Pep Guardiola, allenatore del Manchester City, ha tenuto una conferenza stampa per discutere le possibilità della sua squadra di ribaltare la sconfitta per tre a zero subita all'andata contro il Real Madrid, allo stadio "Santiago Bernabéu", per qualificarsi ai quarti di finale di Champions League.
In risposta a una domanda se questa rimonta sarebbe considerata un grande traguardo nella sua carriera, Guardiola ha risposto: "Non lo so, sono partite degli ottavi di finale, ed è una singola partita in cui può succedere molto. Dobbiamo concentrarci sul vincere la partita e poi vedere cosa succede, non ho un piano specifico che vada oltre il tentativo di raggiungere questo obiettivo".

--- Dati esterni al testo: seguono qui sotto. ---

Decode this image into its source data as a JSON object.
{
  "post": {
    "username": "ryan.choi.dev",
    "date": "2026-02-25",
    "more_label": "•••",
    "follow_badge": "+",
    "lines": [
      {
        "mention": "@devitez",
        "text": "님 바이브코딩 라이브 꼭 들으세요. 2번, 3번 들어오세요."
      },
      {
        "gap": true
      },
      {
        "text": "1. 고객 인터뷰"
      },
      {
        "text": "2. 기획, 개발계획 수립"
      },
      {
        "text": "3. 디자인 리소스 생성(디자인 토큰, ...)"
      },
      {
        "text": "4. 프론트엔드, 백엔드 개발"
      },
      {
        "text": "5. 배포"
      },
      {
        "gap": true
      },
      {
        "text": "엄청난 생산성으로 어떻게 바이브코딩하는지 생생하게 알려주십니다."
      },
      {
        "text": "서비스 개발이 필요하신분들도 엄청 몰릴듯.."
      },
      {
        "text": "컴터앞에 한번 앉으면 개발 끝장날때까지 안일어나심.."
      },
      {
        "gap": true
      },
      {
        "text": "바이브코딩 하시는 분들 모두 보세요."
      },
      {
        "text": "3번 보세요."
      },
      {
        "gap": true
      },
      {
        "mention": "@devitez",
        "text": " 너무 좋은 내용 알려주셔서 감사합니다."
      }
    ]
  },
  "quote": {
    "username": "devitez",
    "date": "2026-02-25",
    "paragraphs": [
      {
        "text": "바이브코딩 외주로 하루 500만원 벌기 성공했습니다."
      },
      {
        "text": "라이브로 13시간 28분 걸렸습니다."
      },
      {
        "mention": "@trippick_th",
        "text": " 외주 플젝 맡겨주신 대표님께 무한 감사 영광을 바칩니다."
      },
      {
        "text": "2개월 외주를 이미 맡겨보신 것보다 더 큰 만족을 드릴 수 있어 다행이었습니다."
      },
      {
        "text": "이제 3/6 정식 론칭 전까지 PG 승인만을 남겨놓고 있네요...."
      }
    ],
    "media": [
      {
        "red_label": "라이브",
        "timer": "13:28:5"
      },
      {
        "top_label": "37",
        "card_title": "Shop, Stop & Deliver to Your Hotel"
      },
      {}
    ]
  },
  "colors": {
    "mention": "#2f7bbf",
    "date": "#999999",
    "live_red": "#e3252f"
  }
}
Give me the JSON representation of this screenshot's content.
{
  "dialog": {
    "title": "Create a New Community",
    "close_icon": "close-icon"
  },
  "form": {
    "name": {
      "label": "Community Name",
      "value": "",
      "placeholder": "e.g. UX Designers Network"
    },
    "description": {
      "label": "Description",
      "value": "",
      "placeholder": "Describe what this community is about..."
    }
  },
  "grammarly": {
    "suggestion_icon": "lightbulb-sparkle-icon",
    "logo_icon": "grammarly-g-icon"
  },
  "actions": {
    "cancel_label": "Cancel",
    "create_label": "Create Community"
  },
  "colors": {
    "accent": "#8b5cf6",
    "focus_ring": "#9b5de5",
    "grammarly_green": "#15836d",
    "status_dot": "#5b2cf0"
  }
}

Riguardo a come infondere fiducia nella sua squadra per realizzare la "remontada", il tecnico ha dichiarato: "Se dopo dieci anni devo convincere i miei giocatori, significa che abbiamo un problema. Sono sicuro che mi conoscono bene e si rendono conto che dobbiamo puntare a vincere ogni partita. Sono fiducioso che lo faranno, anche se ci sono nuovi giocatori che non hanno questa esperienza. Questo gruppo non è lo stesso degli anni passati, ma allo stesso tempo è un'opportunità incredibile".

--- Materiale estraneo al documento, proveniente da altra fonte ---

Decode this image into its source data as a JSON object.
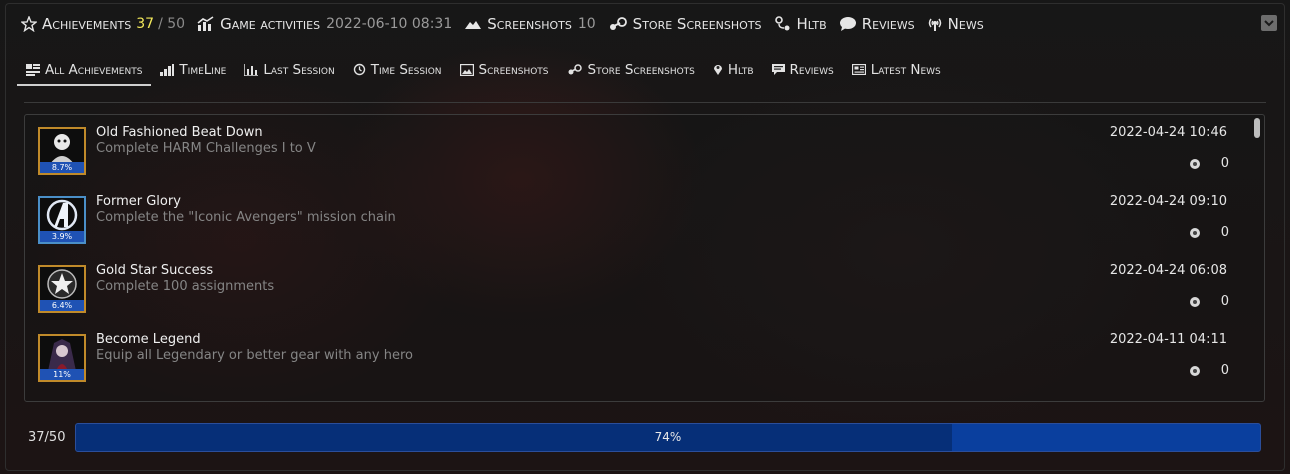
{
  "topbar": {
    "achievements_label": "Achievements",
    "achievements_unlocked": "37",
    "achievements_total": "/ 50",
    "activities_label": "Game activities",
    "activities_date": "2022-06-10 08:31",
    "screenshots_label": "Screenshots",
    "screenshots_count": "10",
    "store_screenshots_label": "Store Screenshots",
    "hltb_label": "Hltb",
    "reviews_label": "Reviews",
    "news_label": "News"
  },
  "tabs": [
    {
      "label": "All Achievements",
      "icon": "list-icon"
    },
    {
      "label": "TimeLine",
      "icon": "bar-chart-icon"
    },
    {
      "label": "Last Session",
      "icon": "stats-icon"
    },
    {
      "label": "Time Session",
      "icon": "history-icon"
    },
    {
      "label": "Screenshots",
      "icon": "image-icon"
    },
    {
      "label": "Store Screenshots",
      "icon": "steam-icon"
    },
    {
      "label": "Hltb",
      "icon": "pin-icon"
    },
    {
      "label": "Reviews",
      "icon": "comment-icon"
    },
    {
      "label": "Latest News",
      "icon": "newspaper-icon"
    }
  ],
  "achievements": [
    {
      "name": "Old Fashioned Beat Down",
      "description": "Complete HARM Challenges I to V",
      "date": "2022-04-24 10:46",
      "points": "0",
      "percent": "8.7%",
      "rarity_color": "#c08a2a"
    },
    {
      "name": "Former Glory",
      "description": "Complete the \"Iconic Avengers\" mission chain",
      "date": "2022-04-24 09:10",
      "points": "0",
      "percent": "3.9%",
      "rarity_color": "#4a8fc8"
    },
    {
      "name": "Gold Star Success",
      "description": "Complete 100 assignments",
      "date": "2022-04-24 06:08",
      "points": "0",
      "percent": "6.4%",
      "rarity_color": "#c08a2a"
    },
    {
      "name": "Become Legend",
      "description": "Equip all Legendary or better gear with any hero",
      "date": "2022-04-11 04:11",
      "points": "0",
      "percent": "11%",
      "rarity_color": "#c08a2a"
    }
  ],
  "progress": {
    "label": "37/50",
    "percent_text": "74%",
    "fraction": 0.74
  },
  "colors": {
    "accent_yellow": "#f2e85a",
    "progress_blue": "#0a3f9e",
    "percent_badge": "#1f52b4"
  }
}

Sulla gestione del fallimento nello sport, Guardiola ha sottolineato: "L'importante è non pensare che ciò che è successo sia un fallimento. Nello sport, puoi fare le cose bene, cercare di migliorare e riprovare la stagione successiva. Tutto deriva dal duro lavoro, dalla dedizione e dall'amore per il tuo sport. Non esiste una squadra al mondo che vince sempre. Nello sport si perde più di quanto si vinca, quindi quanto tempo dedicherai a pensarci? Ci sono cose più importanti che accadono nel mondo che stare a rimuginarci sopra".